А теперь мне приснился тягостный сон про незнакомых мне женщин, у которых я будто бы имел успех, но хотел от них невозможного – товарищества. А они в жизни достигли почти всего, чего им хотелось, и без этой зауми и нелепых ожиданий. И они надо мной сожалительно посмеивались, и я, неудачник, расставался во сне и с этой иллюзией, и проснулся в тяжелой тоске.
Вот почему я тогда, в поезде, растерялся и стал думать, о чем я буду говорить читателям в Тольятти, зашутовал, стал дурачиться, будто хотел отогнать что-то, мне тогда еще не понятное.
А повод-то был пустяковый – прощание с молодостью, с любовью и тем, чего ждал от нее. Мы ехали… ехали… Вагон вежливо постукивал, сумерки сиренево густели, я никого из них не знал, и мы ехали в незнаемое. Поэзия всегда туда едет.
В то лето сердце выстукивало джаз. Выступал джаз Коралли, и в нем пела певица, которую почти еще не знали тогда – ее звали Клавдия, фамилия – Шульженко. И все сходили с ума, когда она пела – «Эх, Андрюша, нам ли быть в печали… Пой, играй, чтобы ласковые очи, не таясь, смотрели на тебя». Ночное радио, музыка из чужих окон. И генеральша, почему-то с южным прозвищем Буба, вела по двору на поводках двух доберманов. Она была генеральша еще дореволюционная, была худая, как зонтик, чулки у нее были перекручены. Чем она кормилась, было неизвестно, но два черных добермана тянули ее за собой и лоснились, как браунинги.

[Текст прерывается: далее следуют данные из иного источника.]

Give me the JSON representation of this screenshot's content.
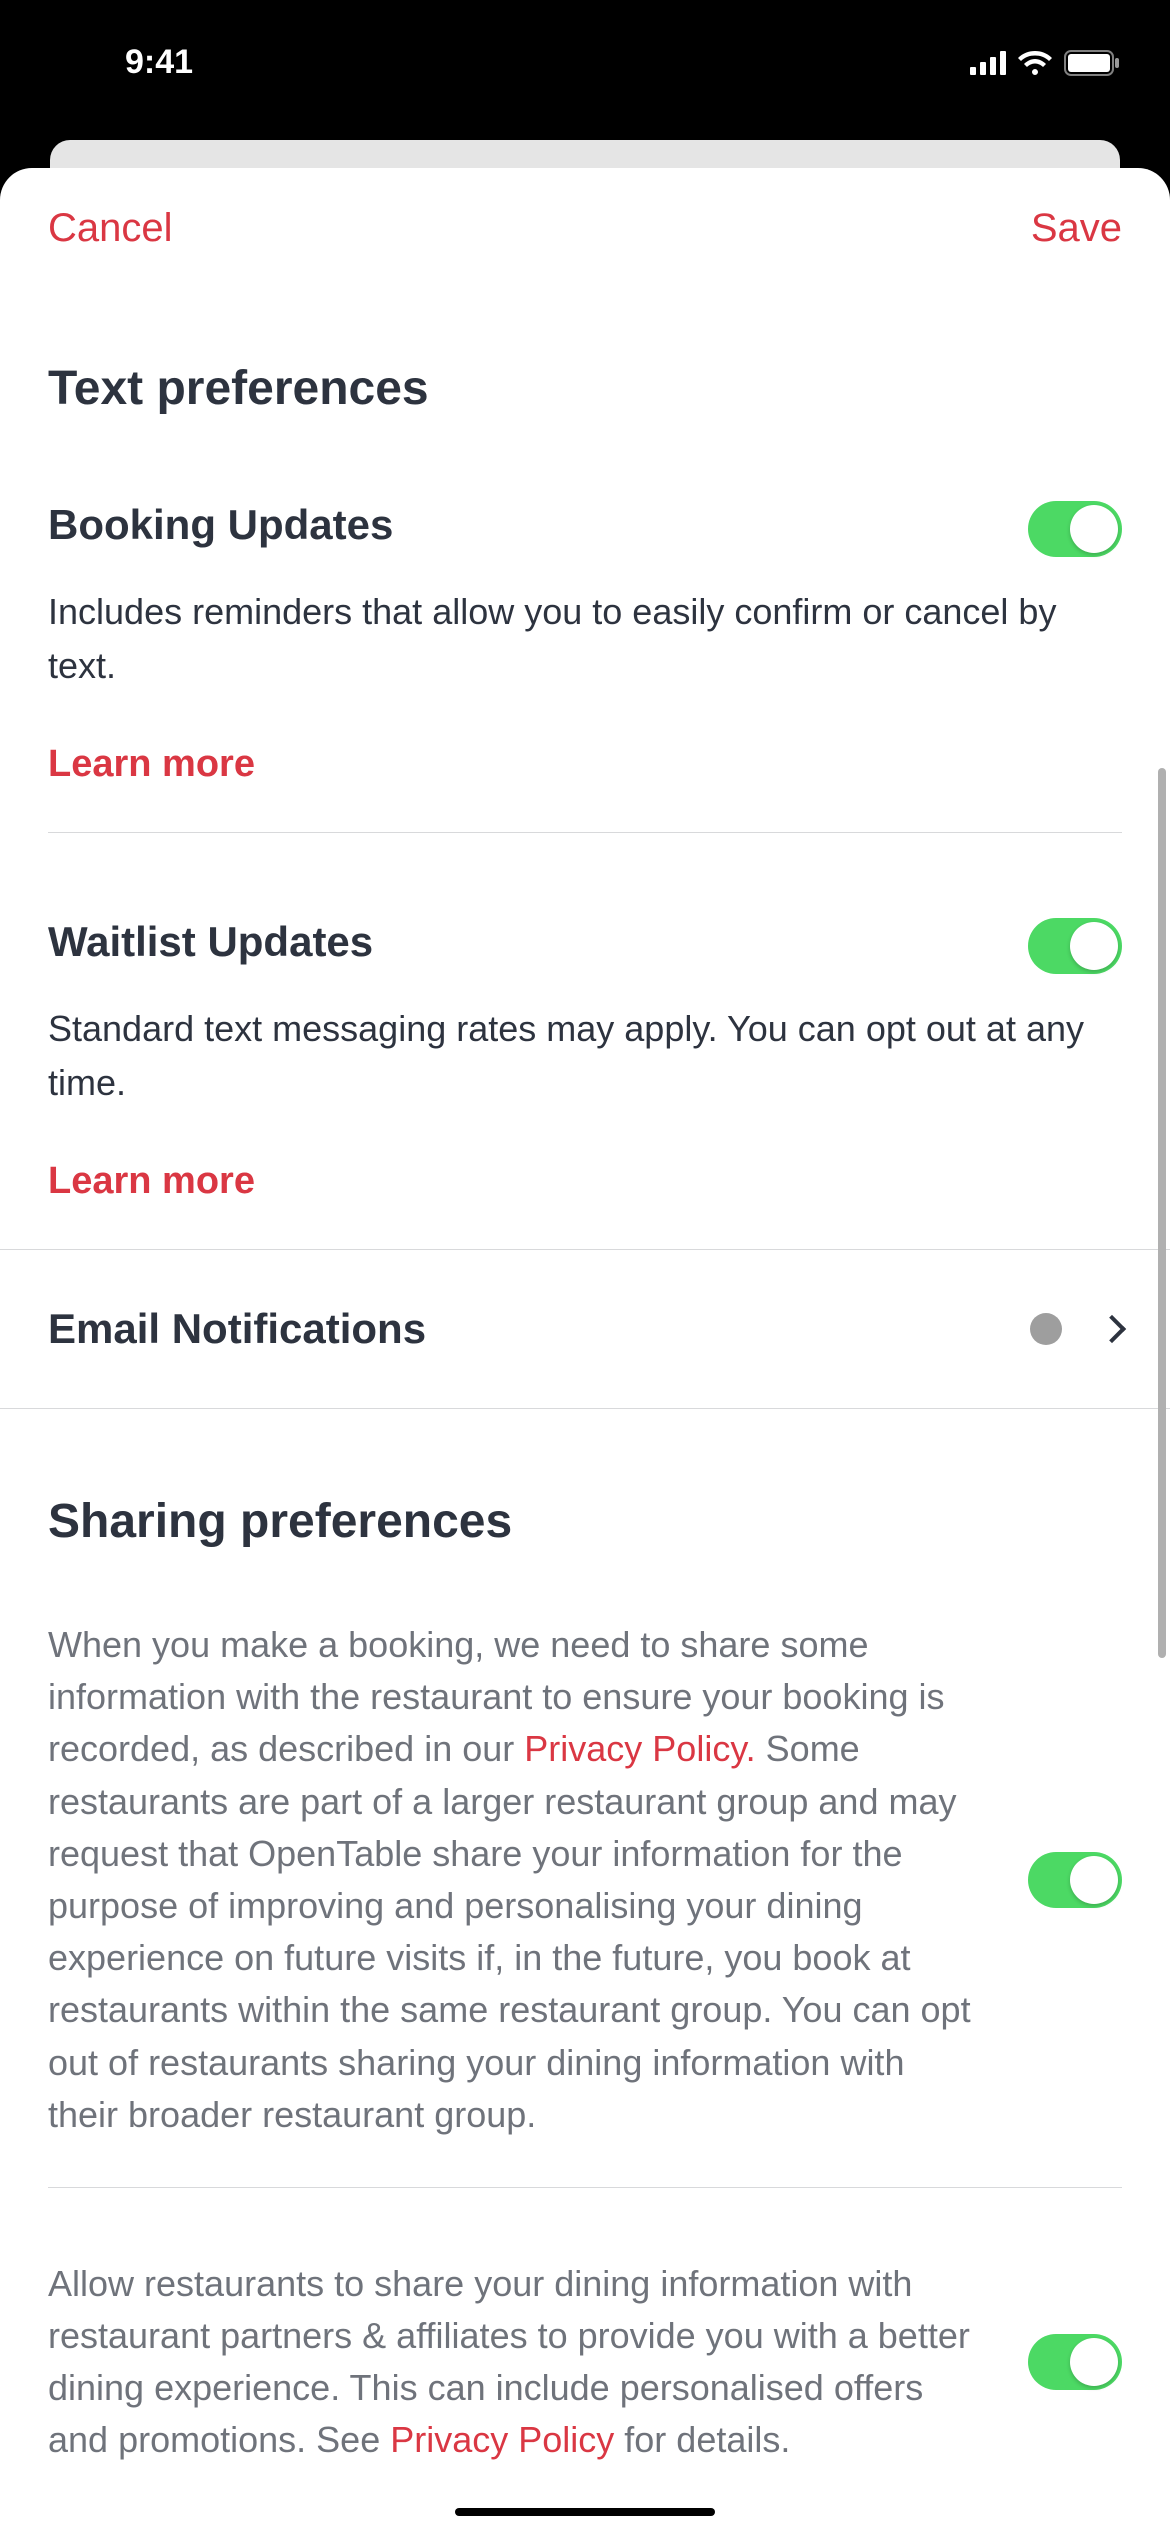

Она в давние времена сочиняла слова для песенок, которые Клавдия Шульженко в белой матроске с гюйсом, но без тельняшки пела в каком-то подвальчике. Мне об этом рассказал Эрик, с которым я внезапно подружился в то лето, потому что у него была большеротая насмешливая улыбка, морской кортик в кухонном столе, и однажды он, проходя мимо магазинчика, где продавали вино в розлив, сказал мне: «Выпьем по бокалу „рислинга“». Мы были такие взрослые.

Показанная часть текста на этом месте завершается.